Modified Oleosin (s-OLE-10-GFP) with a Further Addition of a Vacuole-Targeting Propeptide Directs ER-Luminal LDs to Vacuoles

s-OLE-10-GFP extracted LDs to the ER lumen (Fig. 5). We tested furthermore whether these luminal LDs firmly bonded to the ER luminal surface, were held in the lumen because of their bulkiness, or could be exported to the cellular exterior via a default pathway or moved to protein storage vacuoles (PSVs). We did not observe the export of s-OLE-10-GFP-associated LDs to the cellular exterior of transformed tobacco cells. Therefore, we examined whether s-OLE-10-GFP attached to a PSV-targeting propeptide would guide s-OLE-10-GFP-associated LDs in the ER lumen to PSVs.

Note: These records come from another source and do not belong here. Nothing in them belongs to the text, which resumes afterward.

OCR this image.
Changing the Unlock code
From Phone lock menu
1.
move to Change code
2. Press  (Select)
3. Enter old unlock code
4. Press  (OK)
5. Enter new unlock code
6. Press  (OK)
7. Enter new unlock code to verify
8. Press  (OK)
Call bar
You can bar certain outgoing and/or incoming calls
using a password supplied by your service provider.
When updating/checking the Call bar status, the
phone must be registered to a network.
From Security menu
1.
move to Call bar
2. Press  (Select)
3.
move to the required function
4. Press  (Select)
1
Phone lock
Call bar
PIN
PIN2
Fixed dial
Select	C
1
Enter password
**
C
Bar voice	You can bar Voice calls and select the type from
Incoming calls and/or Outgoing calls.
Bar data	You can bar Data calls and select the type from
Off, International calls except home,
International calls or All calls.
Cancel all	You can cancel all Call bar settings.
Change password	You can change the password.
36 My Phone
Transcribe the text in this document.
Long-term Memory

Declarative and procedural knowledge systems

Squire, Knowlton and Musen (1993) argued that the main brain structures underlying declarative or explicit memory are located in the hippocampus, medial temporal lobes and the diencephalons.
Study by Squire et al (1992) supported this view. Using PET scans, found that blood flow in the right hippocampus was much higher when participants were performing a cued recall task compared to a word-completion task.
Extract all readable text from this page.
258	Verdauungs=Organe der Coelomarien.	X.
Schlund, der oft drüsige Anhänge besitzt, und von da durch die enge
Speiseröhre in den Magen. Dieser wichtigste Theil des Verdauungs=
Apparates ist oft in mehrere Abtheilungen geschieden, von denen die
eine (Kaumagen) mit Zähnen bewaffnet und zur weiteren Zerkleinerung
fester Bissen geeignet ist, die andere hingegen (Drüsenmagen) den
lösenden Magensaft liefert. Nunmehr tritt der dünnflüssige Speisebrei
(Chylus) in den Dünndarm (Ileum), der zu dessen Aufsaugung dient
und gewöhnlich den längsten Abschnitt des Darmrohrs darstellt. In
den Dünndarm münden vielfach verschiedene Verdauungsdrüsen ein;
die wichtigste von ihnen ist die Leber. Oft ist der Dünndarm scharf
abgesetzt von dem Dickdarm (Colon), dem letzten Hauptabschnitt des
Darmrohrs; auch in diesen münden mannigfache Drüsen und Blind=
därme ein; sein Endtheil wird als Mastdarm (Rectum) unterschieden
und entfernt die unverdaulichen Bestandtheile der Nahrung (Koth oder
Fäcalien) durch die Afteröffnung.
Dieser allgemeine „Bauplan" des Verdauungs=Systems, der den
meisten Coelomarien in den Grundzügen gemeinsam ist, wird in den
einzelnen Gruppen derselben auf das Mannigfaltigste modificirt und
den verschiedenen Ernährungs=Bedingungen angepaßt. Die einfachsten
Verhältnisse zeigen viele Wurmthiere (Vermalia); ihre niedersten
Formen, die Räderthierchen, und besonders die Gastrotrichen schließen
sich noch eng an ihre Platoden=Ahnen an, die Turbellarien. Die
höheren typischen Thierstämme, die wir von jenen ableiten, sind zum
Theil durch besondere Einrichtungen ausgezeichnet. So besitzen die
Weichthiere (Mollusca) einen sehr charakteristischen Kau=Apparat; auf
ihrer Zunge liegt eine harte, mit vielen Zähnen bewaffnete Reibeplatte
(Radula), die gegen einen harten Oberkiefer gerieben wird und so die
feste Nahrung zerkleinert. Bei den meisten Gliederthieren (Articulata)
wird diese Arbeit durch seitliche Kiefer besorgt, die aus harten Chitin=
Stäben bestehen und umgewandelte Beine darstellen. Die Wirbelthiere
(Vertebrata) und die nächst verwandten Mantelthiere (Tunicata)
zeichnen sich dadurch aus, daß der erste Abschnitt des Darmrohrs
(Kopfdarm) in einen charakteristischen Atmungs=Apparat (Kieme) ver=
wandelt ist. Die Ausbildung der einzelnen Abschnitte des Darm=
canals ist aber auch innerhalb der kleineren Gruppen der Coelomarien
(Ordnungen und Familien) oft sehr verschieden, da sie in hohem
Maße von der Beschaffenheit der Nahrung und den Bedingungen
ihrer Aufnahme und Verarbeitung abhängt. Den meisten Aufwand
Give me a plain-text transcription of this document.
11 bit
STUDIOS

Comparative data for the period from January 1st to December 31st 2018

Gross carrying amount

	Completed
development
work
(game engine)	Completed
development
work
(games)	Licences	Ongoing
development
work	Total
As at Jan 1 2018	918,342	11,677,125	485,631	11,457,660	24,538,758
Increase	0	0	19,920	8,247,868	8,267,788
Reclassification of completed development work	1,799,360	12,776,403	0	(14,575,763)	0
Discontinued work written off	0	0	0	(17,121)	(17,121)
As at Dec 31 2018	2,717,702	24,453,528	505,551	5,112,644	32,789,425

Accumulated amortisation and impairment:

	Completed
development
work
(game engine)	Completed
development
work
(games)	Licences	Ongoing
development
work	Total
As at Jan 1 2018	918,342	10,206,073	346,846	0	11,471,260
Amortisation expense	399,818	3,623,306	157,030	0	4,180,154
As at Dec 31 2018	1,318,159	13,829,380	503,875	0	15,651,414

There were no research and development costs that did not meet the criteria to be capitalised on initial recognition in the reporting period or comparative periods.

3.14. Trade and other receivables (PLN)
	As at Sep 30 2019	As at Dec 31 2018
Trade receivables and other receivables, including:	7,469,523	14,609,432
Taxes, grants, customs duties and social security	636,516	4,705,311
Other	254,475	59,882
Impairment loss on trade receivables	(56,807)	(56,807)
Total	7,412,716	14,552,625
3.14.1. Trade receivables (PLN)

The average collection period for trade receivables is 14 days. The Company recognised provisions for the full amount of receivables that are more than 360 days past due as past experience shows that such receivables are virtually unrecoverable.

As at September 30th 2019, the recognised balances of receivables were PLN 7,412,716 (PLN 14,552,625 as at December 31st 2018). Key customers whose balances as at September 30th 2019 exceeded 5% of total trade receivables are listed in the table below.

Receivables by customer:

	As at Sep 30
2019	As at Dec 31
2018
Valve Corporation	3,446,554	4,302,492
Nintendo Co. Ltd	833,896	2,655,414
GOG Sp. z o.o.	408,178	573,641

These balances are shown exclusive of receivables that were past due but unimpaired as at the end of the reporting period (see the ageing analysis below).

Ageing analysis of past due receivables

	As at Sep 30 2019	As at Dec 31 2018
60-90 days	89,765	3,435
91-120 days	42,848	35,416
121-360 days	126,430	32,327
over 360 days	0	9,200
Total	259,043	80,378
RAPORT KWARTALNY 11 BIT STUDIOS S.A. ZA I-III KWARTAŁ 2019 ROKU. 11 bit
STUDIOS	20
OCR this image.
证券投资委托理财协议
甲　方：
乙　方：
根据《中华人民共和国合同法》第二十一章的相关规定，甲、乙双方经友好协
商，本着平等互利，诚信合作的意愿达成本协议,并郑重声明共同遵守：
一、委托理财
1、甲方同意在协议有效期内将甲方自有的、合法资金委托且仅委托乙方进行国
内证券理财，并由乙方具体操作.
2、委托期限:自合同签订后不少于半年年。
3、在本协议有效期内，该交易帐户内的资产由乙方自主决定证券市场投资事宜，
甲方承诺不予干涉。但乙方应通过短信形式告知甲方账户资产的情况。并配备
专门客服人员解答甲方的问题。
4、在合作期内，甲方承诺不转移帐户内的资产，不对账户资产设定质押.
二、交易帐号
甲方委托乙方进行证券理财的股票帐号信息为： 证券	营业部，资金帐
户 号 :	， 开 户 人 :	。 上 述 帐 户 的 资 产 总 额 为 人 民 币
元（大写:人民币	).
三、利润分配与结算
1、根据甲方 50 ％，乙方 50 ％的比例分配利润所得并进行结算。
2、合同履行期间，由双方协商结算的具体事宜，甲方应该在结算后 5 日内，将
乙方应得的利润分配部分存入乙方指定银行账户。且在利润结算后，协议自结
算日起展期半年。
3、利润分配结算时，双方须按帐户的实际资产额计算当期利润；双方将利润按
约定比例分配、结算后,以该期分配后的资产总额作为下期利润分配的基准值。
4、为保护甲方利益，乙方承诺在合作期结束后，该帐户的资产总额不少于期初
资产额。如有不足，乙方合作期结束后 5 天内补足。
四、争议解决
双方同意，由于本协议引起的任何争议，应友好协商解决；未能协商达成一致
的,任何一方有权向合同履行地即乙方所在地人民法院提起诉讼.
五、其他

We made a DNA construct encoding s-p-OLE-10-GFP that included a 12-residue PSV-targeting propeptide (of castor ricin; Frigerio et al., 2001; Fig. 6A). DNA constructs encoding OLE-GFP or s-p-OLE-10-GFP and s-p-RFP (no OLE; a PSV marker; Kim et al., 2001; Shimada et al., 2003; Hunter et al., 2007; Xiang et al., 2013) were cotransferred into tobacco cells. In transformed cells, the control OLE-GFP appeared in droplets (Fig. 6B, green) in the nonvacuole cytoplasm (Fig. 6B, top) independent of PSVs and large vacuoles (Fig. 6B, s-p-RFP; red; see TEM images of cells in Supplemental Fig. S1). In contrast, s-p-OLE-10-GFP-associated LDs (Fig. 6B, middle; green) colocated with PSVs and large vacuoles (RFP; red; yellow structures in merge images). The s-p-OLE-10-GFP-associated droplets (Fig. 6B, green) were LDs, which stained positively with Nile Red (Fig. 6B, bottom; yellow droplets in merge images). In cells containing OLE-GFP (Fig. 6B, top, left), the very large vacuoles were red because they contained s-p-RFP (red) and no OLE-GFP (green); in cells containing s-p-OLE-10-GFP (Fig. 6B, middle, left), the very large vacuoles were greenish yellow because they contained both s-p-RFP (red) and s-p-OLE-10-GFP (green; not associated with LDs). TEM revealed that LDs in cells with s-p-OLE-10-GFP but not in cells with OLE-GFP were associated with PSVs (Fig. 6C), which agrees with CLSM findings that the s-p-10-OLE-GFP-associated-LDs were associated with PSVs.

DISCUSSION

Oleosin was the first LD protein in all organisms studied, and its gene was cloned three decades ago. It has been used as a comparison model for subsequent studies of LD proteins in mammals and microbes as well as other LD proteins in plants. The early studies of oleosin targeting ER-LDs used biochemical subfractionation to analyze modified oleosins in floated LDs and pelleted microsomes. These approaches produced qualitative data and generated uncertainties, which have included the conflicting information on the requirement of the N-terminal peptide for targeting, the self-clumped modified oleosin (observed in this report) being assigned to that bound to microsomes, and the ambiguous assignments of ER-LDs to the floated LD fraction or the centrifuged microsomes pellet. Our findings with CLSM and selected biochemical analysis have delineated the necessary motifs in oleosin for targeting ER-LDs and extracting the budding LDs into cytosol. The finding has been confirmed via a reverse approach, in which the modified oleosin without these necessities enters the ER lumen and extracts ER-budding LDs into the lumen and then the storage vacuoles. In addition, findings from the reverse approach indicate that in native cells, oleosin is the sole molecule responsible for the budding LDs entering cytosol instead of the ER lumen.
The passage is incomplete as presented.